Обручение с вольностью - Леонид Юзефович
Шрифт:
Интервал:
Закладка:
— От бога мне одно дадено, — витийствовал Лешка,— от людей же иное. Я по уму и по образованности даже тут, в Чермозе, не так жить должен. Вы рассудите! Вот графиня Строганова в столице горное училище основала. Лазаревы здесь горнозаводской класс учредили. А зачем? Дабы свет знания в души крепостные пролить? Как бы не так. Им же нас учить выгодно. Выгоднее, чем мастеров из немец выписывать. Что ж мне о благодарности-то твердят! И Иван Козьмич, и соседи, и матушка даже. Как домой в Кизел приеду, так она все о благодарности да о 'благодетельстве. Слушать тошно! Это Лазаревы нам благодарны быть должны, — Лешка мотнул головой в сторону абриса нарезного станка, висевшего на западной стене класса.
Там, за этим листом, за кирпичами училищной стены, за лесами, реками и городами, дыбил бронзового коня фальконетов всадник, и ангел на шпиле собора Петропавловской крепости сжимал золоченый крест, осеняя им северную Пальмиру с ее розовым гранитом, людскими толпами и главной конторой лазаревских вотчин на Невском проспекте против Гостиного двора... Петр никогда не бывал в этом городе, носившем имя его державного тезки, но по рассказам мог представить его себе столь же явственно, как Кизеловский завод или Полазненский.
— Будут они тебе благодарны, — бросил Семен. — Дожидайся! Хватает у них таких благодетелей.
— А что! — вскинулся Лешка. — Куда они без нас? — его смуглое румяное лицо горело вдохновением. — Вот, к примеру, самого управляющего возьмем,
Ивана Козьмича. Что он может? Ну, на счетах выручку кинуть или народ на работы нарядить. Еще чего? Кафтаном наградить, под розги отправить... А разве он в заводской механике разумеет? Маркшейдерскому, положим, искусству обучен? Да сами господа владельцы наши. Что они в железном деле понимают?
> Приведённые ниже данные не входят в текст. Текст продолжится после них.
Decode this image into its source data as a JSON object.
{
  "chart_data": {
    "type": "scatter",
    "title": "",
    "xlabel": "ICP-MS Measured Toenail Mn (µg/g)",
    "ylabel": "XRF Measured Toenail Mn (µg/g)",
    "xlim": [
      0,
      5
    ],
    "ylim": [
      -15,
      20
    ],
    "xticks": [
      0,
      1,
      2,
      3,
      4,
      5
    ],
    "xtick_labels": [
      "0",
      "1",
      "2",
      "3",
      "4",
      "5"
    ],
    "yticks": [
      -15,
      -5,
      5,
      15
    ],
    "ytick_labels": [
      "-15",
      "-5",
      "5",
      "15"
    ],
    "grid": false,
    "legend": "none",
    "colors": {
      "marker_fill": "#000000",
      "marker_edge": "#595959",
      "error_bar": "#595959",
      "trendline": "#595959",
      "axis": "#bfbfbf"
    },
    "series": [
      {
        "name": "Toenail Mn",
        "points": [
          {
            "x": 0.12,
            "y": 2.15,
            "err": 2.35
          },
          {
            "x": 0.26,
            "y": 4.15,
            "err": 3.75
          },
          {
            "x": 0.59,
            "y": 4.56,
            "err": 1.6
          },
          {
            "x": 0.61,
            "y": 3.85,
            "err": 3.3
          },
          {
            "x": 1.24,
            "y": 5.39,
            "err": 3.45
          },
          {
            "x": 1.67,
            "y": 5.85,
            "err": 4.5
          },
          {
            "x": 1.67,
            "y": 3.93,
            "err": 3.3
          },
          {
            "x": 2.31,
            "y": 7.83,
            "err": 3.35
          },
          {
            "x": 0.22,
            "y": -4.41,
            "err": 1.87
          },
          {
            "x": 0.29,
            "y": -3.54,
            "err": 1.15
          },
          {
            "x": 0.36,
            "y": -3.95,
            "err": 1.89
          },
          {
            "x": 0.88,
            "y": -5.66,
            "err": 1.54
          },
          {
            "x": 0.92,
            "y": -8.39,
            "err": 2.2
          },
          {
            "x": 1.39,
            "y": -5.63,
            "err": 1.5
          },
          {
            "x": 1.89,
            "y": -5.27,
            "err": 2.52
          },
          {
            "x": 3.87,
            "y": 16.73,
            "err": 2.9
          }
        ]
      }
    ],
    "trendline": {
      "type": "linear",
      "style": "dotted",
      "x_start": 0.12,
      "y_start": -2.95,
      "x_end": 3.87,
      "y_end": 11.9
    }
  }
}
На золотник с полушкой. Роскатный стан от плющильного отличить не сумеют. Вот Иван Екимыч... Его в прошлом году государь камергерского звания удостоил. А за что, спрашивается? За пожертвования на устройство выставки мануфактурной!
— У Лазаревых и мануфактуры есть, — вмешался Семен. — Не один наш завод.
— Все равно нам по нужности нашей все права дадены быть должны, какие у купцов есть!
— А мастеровым?—осторожно спросил Петр.— И прочим работным людям?
— Это не сразу, — Лешка оборотил к нему отвесно выпрямленную ладонь.—Если мы права эти получим, то вся власть на заводах вскорости сама к нам перетечет. Боле не к .кому. А тогда у мастеровых и в крепостном состоянии жизнь по-другому пойдет.
Петр усмехнулся:
— С правами и властью мы быстрехонько по-волчьи выть обучимся!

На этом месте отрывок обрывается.